Emily Lakamp, a community outreach specialist with Hamilton County Emergency Management and Homeland Security, said the time to flood-proof your home is now -- before floodwaters have a chance to rush inside.
"Even if your home may not have a history of flooding, if there is an extensive amount of rainfall you could potentially be at risk," she said.
Around 90 percent of all natural disasters involve flooding, making it one of the most common and costly natural phenomena in the United States. Most homeowner insurances don't cover it, either, meaning you could be looking at a costly cleanup process if you home ends up underwater.
Worried? Don't be. Lakamp and her colleagues gave us a few easy steps you can take to make sure you and your family are flood-ready if the weather turns Biblical this summer.
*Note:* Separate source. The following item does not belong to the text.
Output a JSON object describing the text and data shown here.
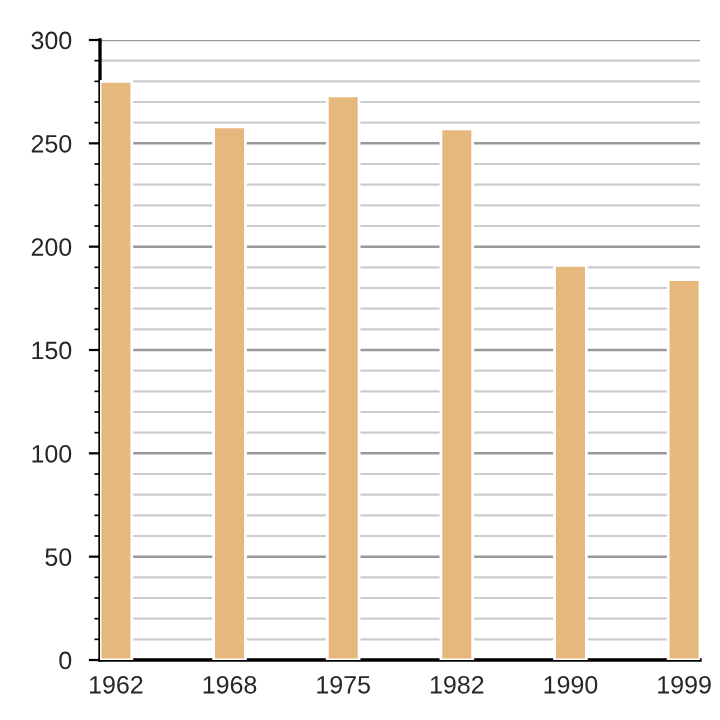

If possible, buy flood insurance. Although your home insurance might not cover this type of damage, the National Flood Insurance Program can help you find a way to insure your house against the rising waters.
Elevate appliances that live in your basement, such as your washer, dryer, water heater and furnance.
Create an emergency kit. This can be helpful in a wide variety of situations -- not just flooding. Your emergency kit should contain three days' worth of batteries, flashlights, non-perishable food and water for every member of your household. The rule, said Lakamp's colleague Morgan Peterson, is "a gallon of water per family member per day."